Thomas C. Goldstein argued for Google and Chief Justice Roberts was the first to ask questions. Chief Justice Roberts addressed Google’s merger doctrine argument and made clear his view that “the only reason that there’s one way to do it is because Sun and Oracle’s product expression was [] very successful . . . [a]nd the fact that [] programmers really liked it and that’s what everybody used, it seems a bit much to penalize them for that.” Chief Justice Roberts continued on to present Goldstein with a noteworthy analogy: “cracking the safe may be the only way to get the money that you want, but that doesn’t mean you can do it.” Goldstein responded to this analogy by arguing that “if you write a book about how to . . . unlock the combination of a lock, that doesn’t give you the exclusive right to the lock. All it does is it shares the knowledge about how to crack safes or open locks” and “[w]hat copyright wants is for people to be able to use that knowledge.”

Justice Thomas then turned to the fair use issue, in particular the proper standard of review, and asked Goldstein how he would distinguish the case, Harper & Row. Goldstein argued that in Harper, “this Court said when there are established findings [] the court, not the jury, is going to resolve fair use,” however the scenario here is the “opposite” since there are no subsidiary findings and there is a general jury verdict.

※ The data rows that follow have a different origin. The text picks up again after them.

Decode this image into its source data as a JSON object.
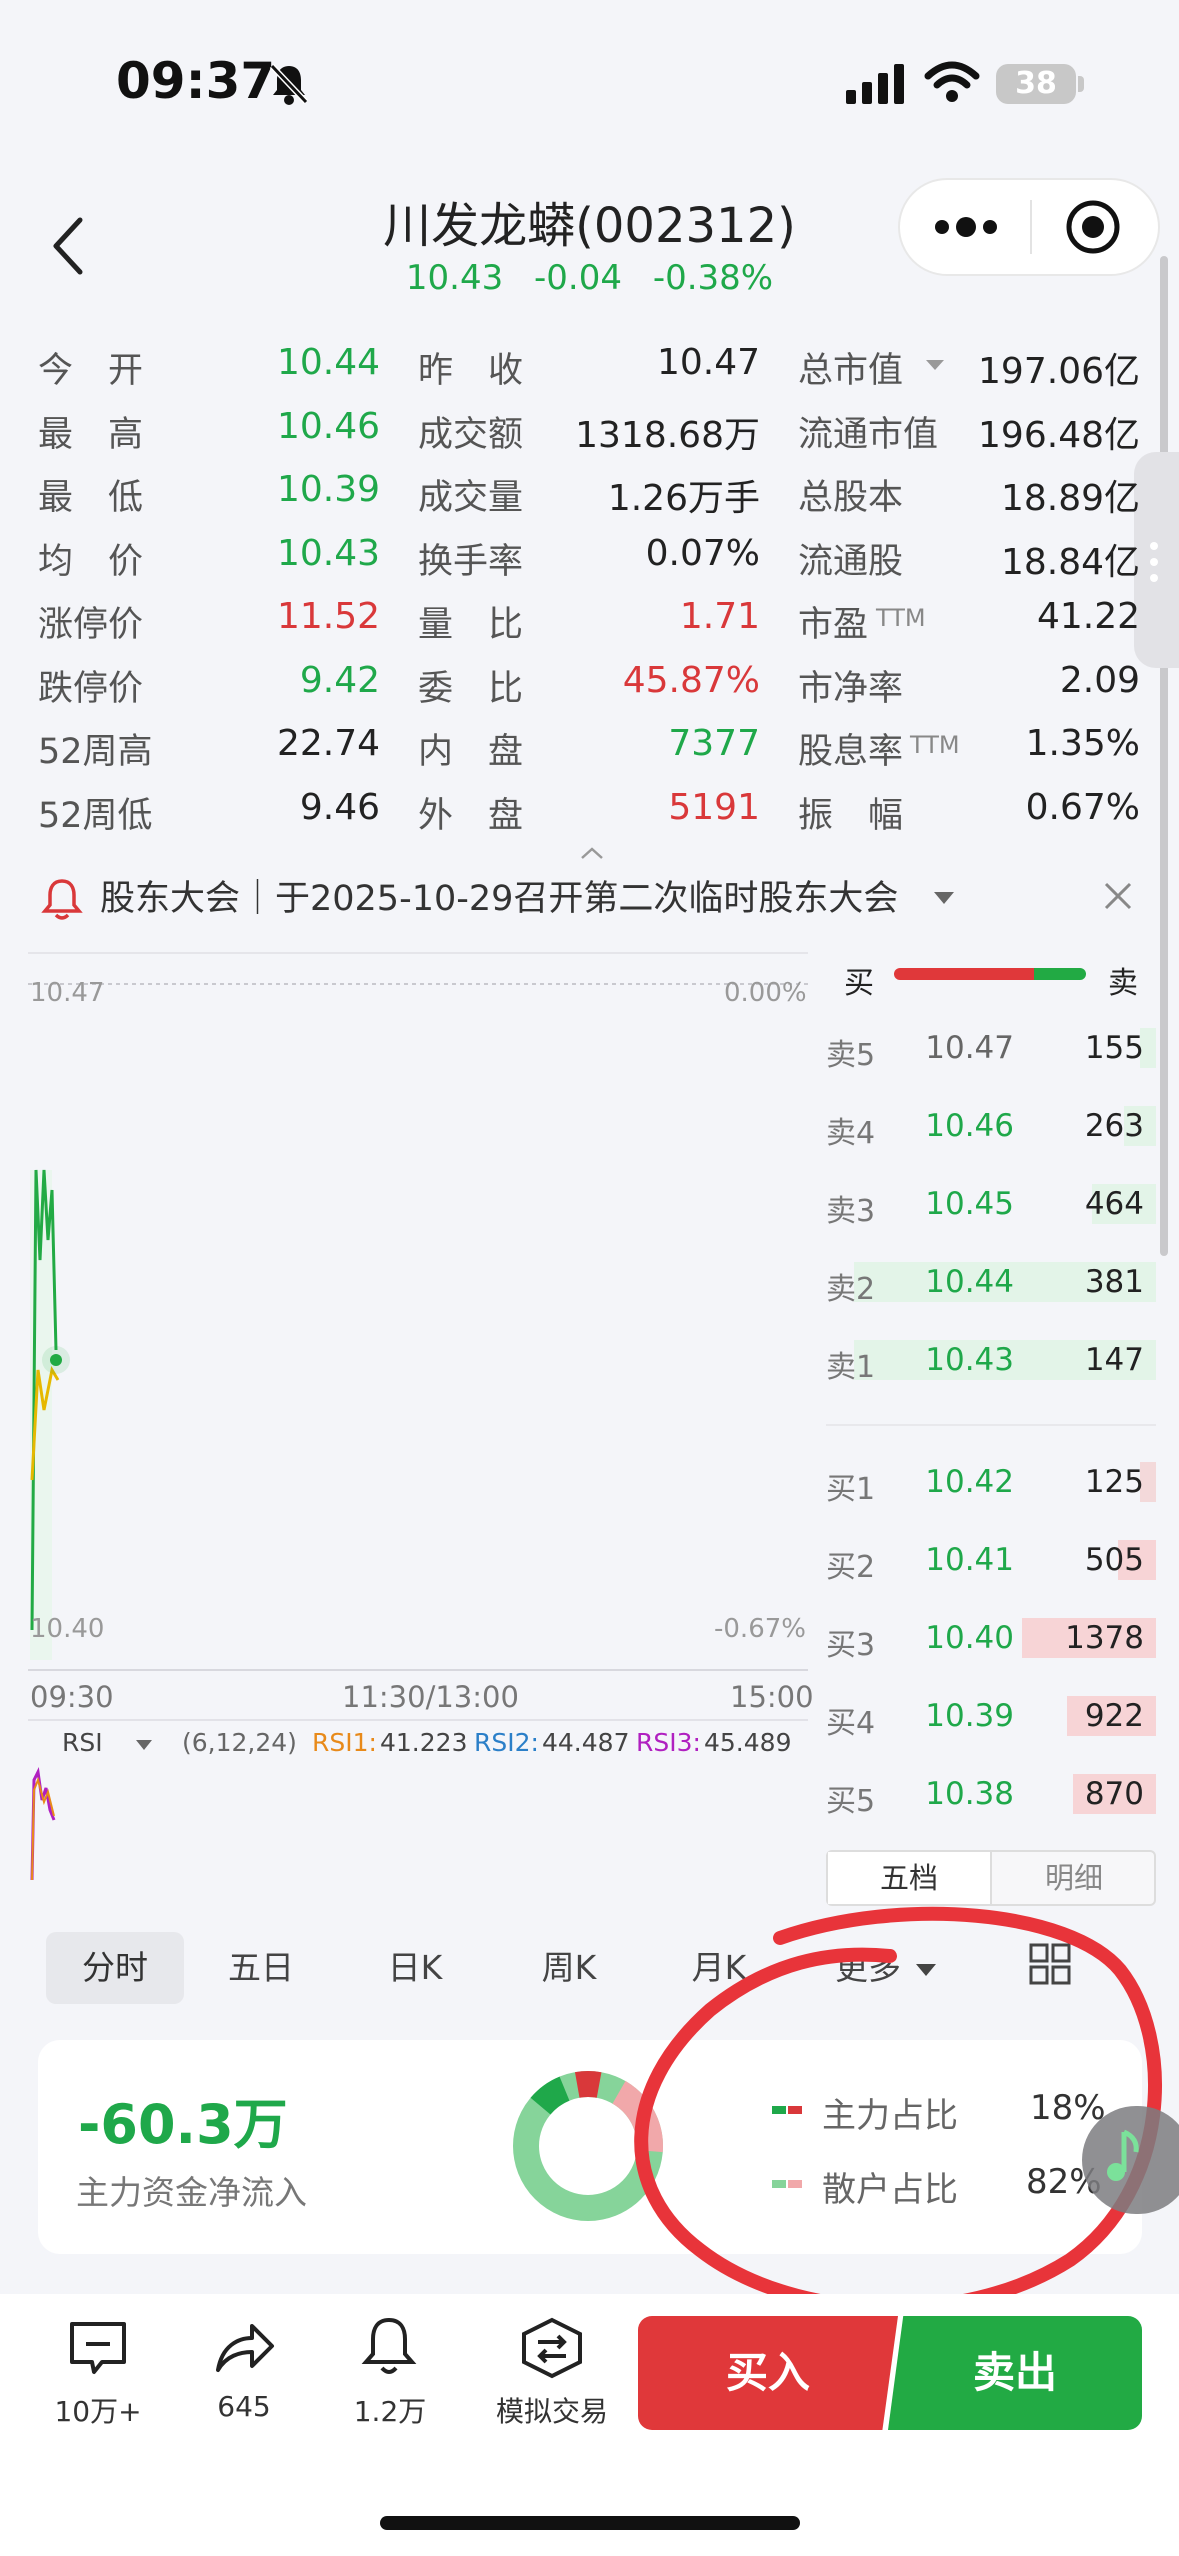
{
  "status": {
    "time": "09:37",
    "battery": "38"
  },
  "header": {
    "title": "川发龙蟒(002312)",
    "price": "10.43",
    "change": "-0.04",
    "pct": "-0.38%"
  },
  "quote": {
    "col1": [
      {
        "label": "今　开",
        "value": "10.44",
        "color": "green"
      },
      {
        "label": "最　高",
        "value": "10.46",
        "color": "green"
      },
      {
        "label": "最　低",
        "value": "10.39",
        "color": "green"
      },
      {
        "label": "均　价",
        "value": "10.43",
        "color": "green"
      },
      {
        "label": "涨停价",
        "value": "11.52",
        "color": "red"
      },
      {
        "label": "跌停价",
        "value": "9.42",
        "color": "green"
      },
      {
        "label": "52周高",
        "value": "22.74",
        "color": "dark"
      },
      {
        "label": "52周低",
        "value": "9.46",
        "color": "dark"
      }
    ],
    "col2": [
      {
        "label": "昨　收",
        "value": "10.47",
        "color": "dark"
      },
      {
        "label": "成交额",
        "value": "1318.68万",
        "color": "dark"
      },
      {
        "label": "成交量",
        "value": "1.26万手",
        "color": "dark"
      },
      {
        "label": "换手率",
        "value": "0.07%",
        "color": "dark"
      },
      {
        "label": "量　比",
        "value": "1.71",
        "color": "red"
      },
      {
        "label": "委　比",
        "value": "45.87%",
        "color": "red"
      },
      {
        "label": "内　盘",
        "value": "7377",
        "color": "green"
      },
      {
        "label": "外　盘",
        "value": "5191",
        "color": "red"
      }
    ],
    "col3": [
      {
        "label": "总市值",
        "value": "197.06亿",
        "color": "dark"
      },
      {
        "label": "流通市值",
        "value": "196.48亿",
        "color": "dark"
      },
      {
        "label": "总股本",
        "value": "18.89亿",
        "color": "dark"
      },
      {
        "label": "流通股",
        "value": "18.84亿",
        "color": "dark"
      },
      {
        "label": "市盈",
        "value": "41.22",
        "color": "dark"
      },
      {
        "label": "市净率",
        "value": "2.09",
        "color": "dark"
      },
      {
        "label": "股息率",
        "value": "1.35%",
        "color": "dark"
      },
      {
        "label": "振　幅",
        "value": "0.67%",
        "color": "dark"
      }
    ],
    "ttm": "TTM"
  },
  "notice": {
    "text": "股东大会｜于2025-10-29召开第二次临时股东大会"
  },
  "chart": {
    "price_top": "10.47",
    "price_bottom": "10.40",
    "pct_top": "0.00%",
    "pct_bottom": "-0.67%",
    "time_start": "09:30",
    "time_mid": "11:30/13:00",
    "time_end": "15:00"
  },
  "rsi": {
    "name": "RSI",
    "params": "(6,12,24)",
    "rsi1_label": "RSI1:",
    "rsi1": "41.223",
    "rsi2_label": "RSI2:",
    "rsi2": "44.487",
    "rsi3_label": "RSI3:",
    "rsi3": "45.489"
  },
  "orderbook": {
    "head_buy": "买",
    "head_sell": "卖",
    "asks": [
      {
        "label": "卖5",
        "price": "10.47",
        "vol": "155",
        "color": "gray",
        "bar": 0.05
      },
      {
        "label": "卖4",
        "price": "10.46",
        "vol": "263",
        "color": "green",
        "bar": 0.1
      },
      {
        "label": "卖3",
        "price": "10.45",
        "vol": "464",
        "color": "green",
        "bar": 0.2
      },
      {
        "label": "卖2",
        "price": "10.44",
        "vol": "381",
        "color": "green",
        "bar": 0.95
      },
      {
        "label": "卖1",
        "price": "10.43",
        "vol": "147",
        "color": "green",
        "bar": 0.95
      }
    ],
    "bids": [
      {
        "label": "买1",
        "price": "10.42",
        "vol": "125",
        "color": "green",
        "bar": 0.05
      },
      {
        "label": "买2",
        "price": "10.41",
        "vol": "505",
        "color": "green",
        "bar": 0.12
      },
      {
        "label": "买3",
        "price": "10.40",
        "vol": "1378",
        "color": "green",
        "bar": 0.42
      },
      {
        "label": "买4",
        "price": "10.39",
        "vol": "922",
        "color": "green",
        "bar": 0.28
      },
      {
        "label": "买5",
        "price": "10.38",
        "vol": "870",
        "color": "green",
        "bar": 0.26
      }
    ],
    "tab_five": "五档",
    "tab_detail": "明细"
  },
  "periods": [
    "分时",
    "五日",
    "日K",
    "周K",
    "月K",
    "更多"
  ],
  "fund": {
    "net_inflow": "-60.3万",
    "net_label": "主力资金净流入",
    "main_label": "主力占比",
    "main_pct": "18%",
    "retail_label": "散户占比",
    "retail_pct": "82%"
  },
  "bottom": {
    "comments": "10万+",
    "shares": "645",
    "alerts": "1.2万",
    "sim": "模拟交易",
    "buy": "买入",
    "sell": "卖出"
  },
  "colors": {
    "green": "#1fa84a",
    "red": "#d9383a",
    "annotation": "#e8343a"
  }
}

Justice Breyer and Justice Sotomayor both prompted more technical discussions and asked Goldstein to differentiate between declaring codes and the implementing codes. Goldstein asserted that it is actually Oracle who is attempting to make a distinction between the two types of code and Google, on the other hand, is arguing that “[t]he legal principle that you can reuse computer codes that can only be written one way applies to both declaring code and implementing code.” Later, Justice Kagan and Justice Gorsuch expressed their confusion as to this response by Goldstein, both saying that Goldstein seemed to be shifting away from one of his main arguments in his briefs—that declaring code is not copyrightable because it is a method of operation. Finding Goldstein’s explanation that Google has two alternative arguments unpersuasive, Justice Gorsuch interpreted Goldstein’s response to mean that he was “moving past, rather rapidly, the [] primary argument in [his] brief that the code just simply isn’t copyrightable.”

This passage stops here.